The Crumbing Wall of Church-State Separation

Human Rights

The constitutional challenge to the phrase "under God" in the Pledge of Allegiance may be the highest-profile church/state case on this term's Supreme Court calendar, but it is not the most important. When the Court hears argument on December 2 in the case of Locke v. Davey, the conflict it confronts will have not just symbolic but tangible real-world effects on the fabric of church/state separation.

The plaintiff in the case, Joshua Davey, is a student majoring in Pastoral Ministries at a religious college in Washington State. Davey qualified for a state-funded scholarship, but lost it when he declared his major. That was because Washington's constitution, like the constitutions of ten other states, explicitly prohibits the expenditure of taxpayer funds for religious instruction.

Once upon a time, it was thought that the U.S. Constitution, by way of the First Amendment’s Establishment Clause, also barred government funding for religion. But a brilliantly successful legal and political strategy over the past two decades has undone that once rarely unquestioned gospel. Today, the question whether government must fund clergy training if it funds other secular education is up for grabs. Indeed, the case before the Supreme Court is Washington State's appeal from a federal appeals court decision that answered the question affirmatively. The appeals court ruled that Washington's ban on funding religious instruction amounts to "viewpoint discrimination" and violates the constitutional right to free exercise of religion.

It is precisely this theory of viewpoint discrimination, combined with a superficially appealing but mistaken argument about equality, that has provided the intellectual ammunition for the Court's reversal of direction on church/state issues. In the 1970s, if one thing seemed clear from the vaguely worded Establishment Clause ("Congress shall make no law respecting an Establishment of religion ..."), it was that tax money cannot be used to support religious practice, proselytizing, or instruction. The reasons were grounded in both the Establishment and Free Exercise Clauses of the First Amendment.

That is, the Framers of the Constitution understood that forcing taxpayers to support religions different from their own violates deeply felt scruples of conscience, is likely to lead to religious warfare, and inevitably entangles the state in the affairs of the dominant churches -- the ones most likely to benefit from government largesse.

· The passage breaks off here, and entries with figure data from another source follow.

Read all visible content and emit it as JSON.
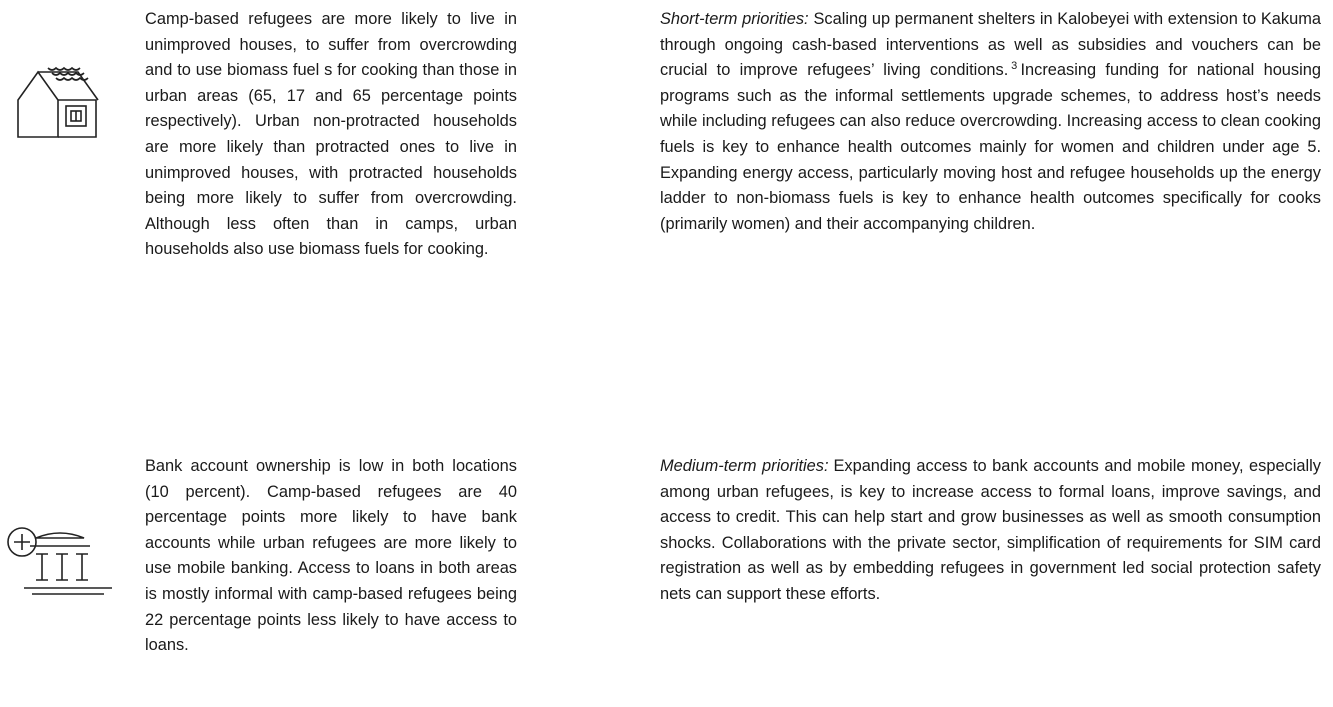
{
  "rows": [
    {
      "left": "Camp-based refugees are more likely to live in unimproved houses, to suffer from overcrowding and to use biomass fuel s for cooking than those in urban areas (65, 17 and 65 percentage points respectively). Urban non-protracted households are more likely than protracted ones to live in unimproved houses, with protracted households being more likely to suffer from overcrowding. Although less often than in camps, urban households also use biomass fuels for cooking.",
      "right": {
        "label": "Short-term priorities:",
        "text_before": "Scaling up permanent shelters in Kalobeyei with extension to Kakuma through ongoing cash-based interventions as well as subsidies and vouchers can be crucial to improve refugees’ living conditions.",
        "footnote": "3",
        "text_after": "Increasing funding for national housing programs such as the informal settlements upgrade schemes, to address host’s needs while including refugees can also reduce overcrowding. Increasing access to clean cooking fuels is key to enhance health outcomes mainly for women and children under age 5. Expanding energy access, particularly moving host and refugee households up the energy ladder to non-biomass fuels is key to enhance health outcomes specifically for cooks (primarily women) and their accompanying children."
      }
    },
    {
      "left": "Bank account ownership is low in both locations (10 percent). Camp-based refugees are 40 percentage points more likely to have bank accounts while urban refugees are more likely to use mobile banking. Access to loans in both areas is mostly informal with camp-based refugees being 22 percentage points less likely to have access to loans.",
      "right": {
        "label": "Medium-term priorities:",
        "text_before": "Expanding access to bank accounts and mobile money, especially among urban refugees, is key to increase access to formal loans, improve savings, and access to credit. This can help start and grow businesses as well as smooth consumption shocks. Collaborations with the private sector, simplification of requirements for SIM card registration as well as by embedding refugees in government led social protection safety nets can support these efforts."
      }
    }
  ]
}
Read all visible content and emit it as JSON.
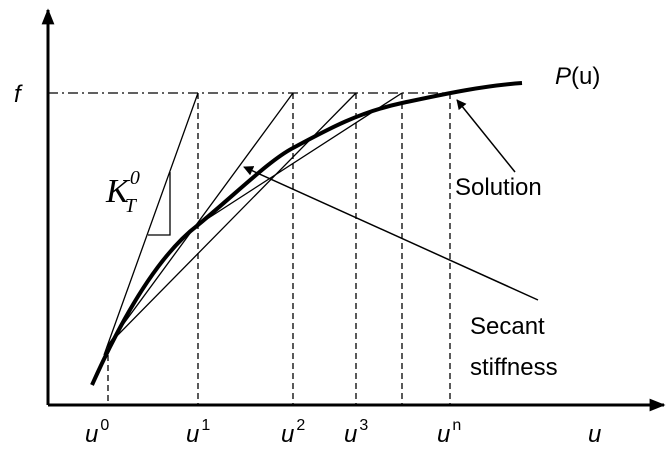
{
  "labels": {
    "f": "f",
    "p": {
      "base": "P",
      "arg": "(u)"
    },
    "solution": "Solution",
    "secant": [
      "Secant",
      "stiffness"
    ],
    "k": {
      "base": "K",
      "sub": "T",
      "sup": "0"
    },
    "ticks": [
      {
        "base": "u",
        "sup": "0"
      },
      {
        "base": "u",
        "sup": "1"
      },
      {
        "base": "u",
        "sup": "2"
      },
      {
        "base": "u",
        "sup": "3"
      },
      {
        "base": "u",
        "sup": "n"
      }
    ],
    "u": "u"
  }
}
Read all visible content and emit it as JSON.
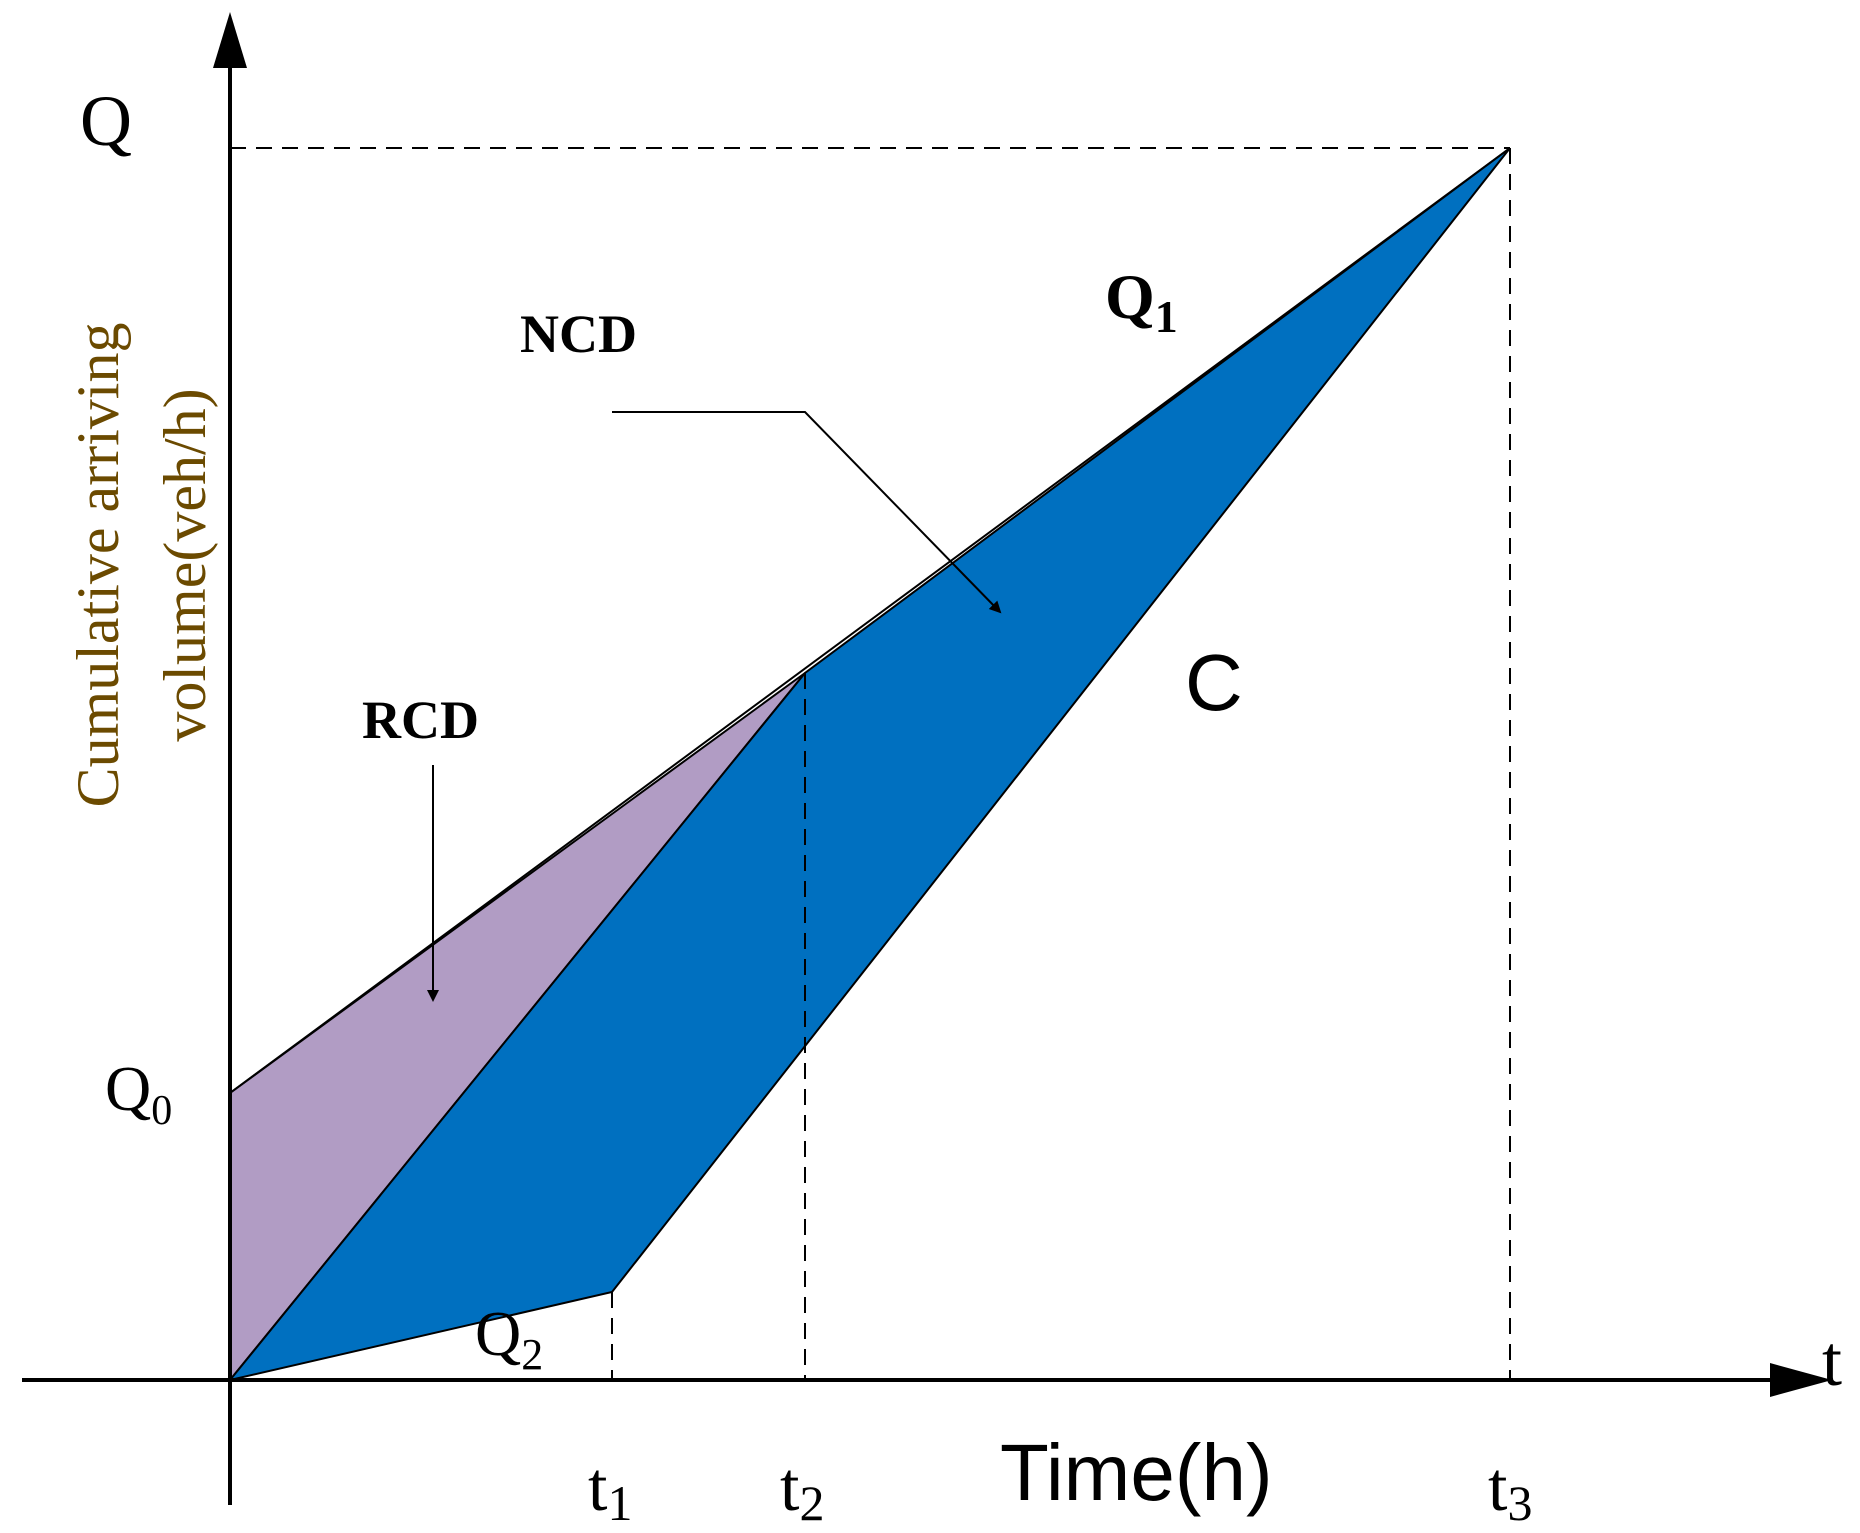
{
  "diagram": {
    "y_axis_symbol": "Q",
    "x_axis_symbol": "t",
    "y_axis_title_line1": "Cumulative arriving",
    "y_axis_title_line2": "volume(veh/h)",
    "x_axis_title": "Time(h)",
    "q0_label": "Q",
    "q0_sub": "0",
    "q1_label": "Q",
    "q1_sub": "1",
    "q2_label": "Q",
    "q2_sub": "2",
    "c_label": "C",
    "ncd_label": "NCD",
    "rcd_label": "RCD",
    "ticks": [
      {
        "base": "t",
        "sub": "1"
      },
      {
        "base": "t",
        "sub": "2"
      },
      {
        "base": "t",
        "sub": "3"
      }
    ],
    "colors": {
      "ncd_fill": "#0070c0",
      "rcd_fill": "#b19cc4",
      "axis": "#000000",
      "y_title": "#6b4a00"
    }
  }
}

Public funding thus undermines conscience both for congregations of the dominant churches and for adherents of minority religions and atheists who are forced to pay their bills.

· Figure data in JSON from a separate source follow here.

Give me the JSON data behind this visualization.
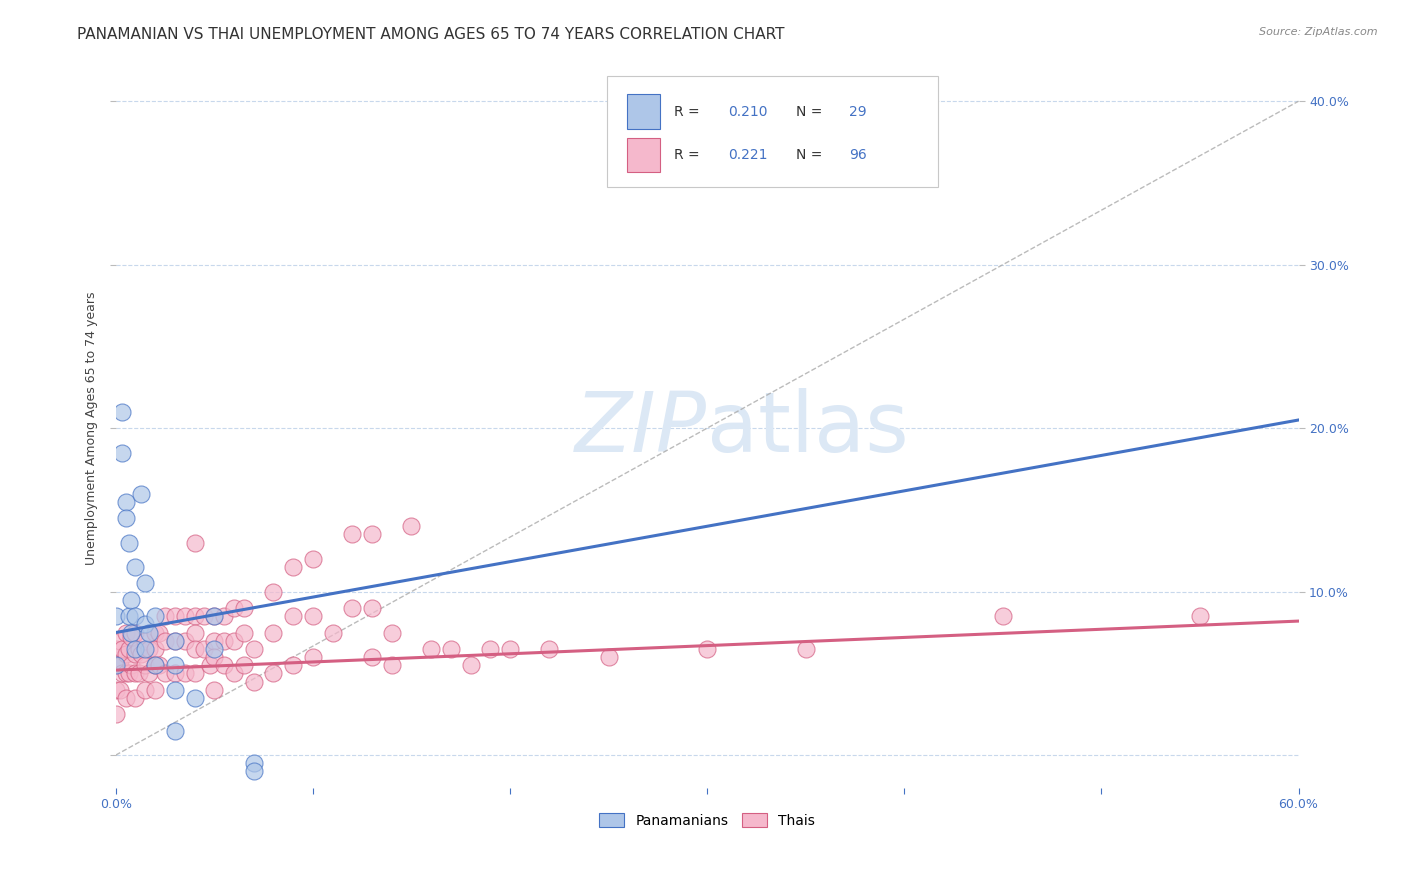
{
  "title": "PANAMANIAN VS THAI UNEMPLOYMENT AMONG AGES 65 TO 74 YEARS CORRELATION CHART",
  "source": "Source: ZipAtlas.com",
  "ylabel": "Unemployment Among Ages 65 to 74 years",
  "xlim": [
    0.0,
    0.6
  ],
  "ylim": [
    -0.02,
    0.42
  ],
  "yticklabels_right": [
    "10.0%",
    "20.0%",
    "30.0%",
    "40.0%"
  ],
  "yticks_right": [
    0.1,
    0.2,
    0.3,
    0.4
  ],
  "panama_R": 0.21,
  "panama_N": 29,
  "thai_R": 0.221,
  "thai_N": 96,
  "panama_color": "#aec6e8",
  "thai_color": "#f5b8cc",
  "panama_line_color": "#4472c4",
  "thai_line_color": "#d45f82",
  "ref_line_color": "#aaaaaa",
  "panama_scatter_x": [
    0.0,
    0.0,
    0.003,
    0.003,
    0.005,
    0.005,
    0.007,
    0.007,
    0.008,
    0.008,
    0.01,
    0.01,
    0.01,
    0.013,
    0.015,
    0.015,
    0.015,
    0.017,
    0.02,
    0.02,
    0.03,
    0.03,
    0.03,
    0.03,
    0.04,
    0.05,
    0.05,
    0.07,
    0.07
  ],
  "panama_scatter_y": [
    0.085,
    0.055,
    0.21,
    0.185,
    0.155,
    0.145,
    0.13,
    0.085,
    0.095,
    0.075,
    0.115,
    0.085,
    0.065,
    0.16,
    0.105,
    0.08,
    0.065,
    0.075,
    0.085,
    0.055,
    0.07,
    0.055,
    0.04,
    0.015,
    0.035,
    0.085,
    0.065,
    -0.005,
    -0.01
  ],
  "thai_scatter_x": [
    0.0,
    0.0,
    0.0,
    0.0,
    0.002,
    0.002,
    0.002,
    0.003,
    0.003,
    0.005,
    0.005,
    0.005,
    0.005,
    0.007,
    0.007,
    0.008,
    0.008,
    0.01,
    0.01,
    0.01,
    0.01,
    0.012,
    0.012,
    0.013,
    0.015,
    0.015,
    0.015,
    0.017,
    0.017,
    0.02,
    0.02,
    0.02,
    0.02,
    0.022,
    0.022,
    0.025,
    0.025,
    0.025,
    0.03,
    0.03,
    0.03,
    0.035,
    0.035,
    0.035,
    0.04,
    0.04,
    0.04,
    0.04,
    0.04,
    0.045,
    0.045,
    0.048,
    0.05,
    0.05,
    0.05,
    0.05,
    0.055,
    0.055,
    0.055,
    0.06,
    0.06,
    0.06,
    0.065,
    0.065,
    0.065,
    0.07,
    0.07,
    0.08,
    0.08,
    0.08,
    0.09,
    0.09,
    0.09,
    0.1,
    0.1,
    0.1,
    0.11,
    0.12,
    0.12,
    0.13,
    0.13,
    0.13,
    0.14,
    0.14,
    0.15,
    0.16,
    0.17,
    0.18,
    0.19,
    0.2,
    0.22,
    0.25,
    0.3,
    0.35,
    0.45,
    0.55
  ],
  "thai_scatter_y": [
    0.065,
    0.055,
    0.04,
    0.025,
    0.07,
    0.055,
    0.04,
    0.065,
    0.05,
    0.075,
    0.062,
    0.05,
    0.035,
    0.065,
    0.05,
    0.072,
    0.055,
    0.075,
    0.062,
    0.05,
    0.035,
    0.065,
    0.05,
    0.062,
    0.07,
    0.055,
    0.04,
    0.065,
    0.05,
    0.075,
    0.065,
    0.055,
    0.04,
    0.075,
    0.055,
    0.085,
    0.07,
    0.05,
    0.085,
    0.07,
    0.05,
    0.085,
    0.07,
    0.05,
    0.085,
    0.075,
    0.065,
    0.05,
    0.13,
    0.085,
    0.065,
    0.055,
    0.085,
    0.07,
    0.06,
    0.04,
    0.085,
    0.07,
    0.055,
    0.09,
    0.07,
    0.05,
    0.09,
    0.075,
    0.055,
    0.065,
    0.045,
    0.1,
    0.075,
    0.05,
    0.115,
    0.085,
    0.055,
    0.12,
    0.085,
    0.06,
    0.075,
    0.135,
    0.09,
    0.135,
    0.09,
    0.06,
    0.075,
    0.055,
    0.14,
    0.065,
    0.065,
    0.055,
    0.065,
    0.065,
    0.065,
    0.06,
    0.065,
    0.065,
    0.085,
    0.085
  ],
  "panama_trend_x": [
    0.0,
    0.6
  ],
  "panama_trend_y": [
    0.075,
    0.205
  ],
  "thai_trend_x": [
    0.0,
    0.6
  ],
  "thai_trend_y": [
    0.052,
    0.082
  ],
  "ref_line_x": [
    0.0,
    0.6
  ],
  "ref_line_y": [
    0.0,
    0.4
  ],
  "background_color": "#ffffff",
  "grid_color": "#c8d8ec",
  "title_fontsize": 11,
  "axis_label_fontsize": 9,
  "tick_fontsize": 9,
  "watermark_color": "#dce8f5",
  "watermark_fontsize": 60
}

Abiding by these principles, the Supreme Court ruled in the 1970s that government funds cannot be used for religious education; and, following those precedents, it said in 1985 that a school district cannot send public school teachers into parochial schools to provide remedial services. But in 1997, the Court overruled the remedial services decision and cast serious doubt on the earlier precedents. Finally, in 2002, the justices upheld a state voucher program that, among other things, provided funds to help low income and minority children obtain private overwhelmingly parochial education and thereby escape the physical dangers and educational failures of inner city public schools.

It did not hurt that the facts of this voucher case were so sympathetic. Two other recent challenges to state decisions not to fund religion also seemed compelling in their appeal to human sympathy. One involved a deaf student at a Catholic school who was denied a state-funded sign language interpreter; the other, a blind student who sought state-funded vocational rehabilitation services in order to pursue his ministry training. In both cases, the Supreme Court ruled that the Establishment Clause does not require the state to deny funding for the religious activity. The Court’s reasoning relied on a distinction that only a lawyer could love: taxpayer funds would not go directly to the sectarian schools, but to individual students and parents whose private choices, rather than choices by the state, would produce only an "incidental" benefit to religion.

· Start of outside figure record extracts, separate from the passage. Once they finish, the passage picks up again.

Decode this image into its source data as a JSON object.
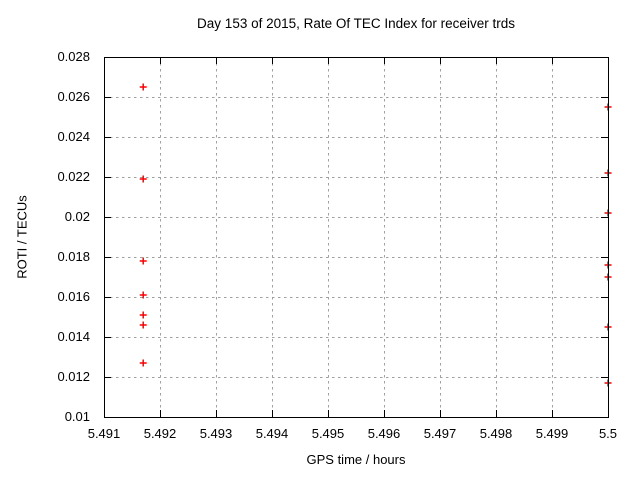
{
  "page": {
    "background": "#ffffff",
    "text_color": "#000000",
    "border_color": "#000000",
    "grid_color": "#a0a0a0"
  },
  "chart_data": {
    "type": "scatter",
    "title": "Day 153 of 2015, Rate Of TEC Index for receiver trds",
    "xlabel": "GPS time / hours",
    "ylabel": "ROTI / TECUs",
    "xlim": [
      5.491,
      5.5
    ],
    "ylim": [
      0.01,
      0.028
    ],
    "xticks": [
      5.491,
      5.492,
      5.493,
      5.494,
      5.495,
      5.496,
      5.497,
      5.498,
      5.499,
      5.5
    ],
    "xtick_labels": [
      "5.491",
      "5.492",
      "5.493",
      "5.494",
      "5.495",
      "5.496",
      "5.497",
      "5.498",
      "5.499",
      "5.5"
    ],
    "yticks": [
      0.01,
      0.012,
      0.014,
      0.016,
      0.018,
      0.02,
      0.022,
      0.024,
      0.026,
      0.028
    ],
    "ytick_labels": [
      "0.01",
      "0.012",
      "0.014",
      "0.016",
      "0.018",
      "0.02",
      "0.022",
      "0.024",
      "0.026",
      "0.028"
    ],
    "grid": true,
    "legend": "none",
    "marker": {
      "shape": "plus",
      "color": "#ff0000",
      "size": 7
    },
    "series": [
      {
        "name": "trds ROTI",
        "points": [
          [
            5.4917,
            0.0265
          ],
          [
            5.4917,
            0.0219
          ],
          [
            5.4917,
            0.0178
          ],
          [
            5.4917,
            0.0161
          ],
          [
            5.4917,
            0.0151
          ],
          [
            5.4917,
            0.0146
          ],
          [
            5.4917,
            0.0127
          ],
          [
            5.5,
            0.0255
          ],
          [
            5.5,
            0.0222
          ],
          [
            5.5,
            0.0202
          ],
          [
            5.5,
            0.0176
          ],
          [
            5.5,
            0.017
          ],
          [
            5.5,
            0.0145
          ],
          [
            5.5,
            0.0117
          ]
        ]
      }
    ]
  }
}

But the Court did not rule that either the free-exercise-of-religion clause or the First Amendment rule against "viewpoint discrimination" requires funding for religious education. Those are the questions in the case now before the Court, and are the inevitable next step in the political and legal campaign to undo church/state separation.

The whole point of the Establishment Clause and, even more forcefully, of state constitutional "anti-aid" provisions, is to make religion an exception to neutral government funding programs. The Constitution treats religious activity differently from secular activity; religious speech differently from speech with secular viewpoints; religious education differently from secular education, because it is best for religious citizens, atheist citizens, and the peace and happiness of our pluralistic society, that government steer clear of financing sectarian enterprises.

The American Center for Law & Justice, representing Davey, argues that the state’s "purposeful discrimination against religious exercise" violates both the free speech and free-exercise-of-religion clauses of the First Amendment. If this is so, then a state's refusal to support the rebuilding of church altars if it funds the rehabilitation of other rundown buildings would also violate the Free Exercise Clause; and its failure to pay the salaries of nuns teaching at parochial schools would constitute unconstitutional discrimination if it has a program to supplement the salaries of teachers at secular private schools. Which may be exactly the direction we are heading if the current juggernaut to undo church/state separation continues.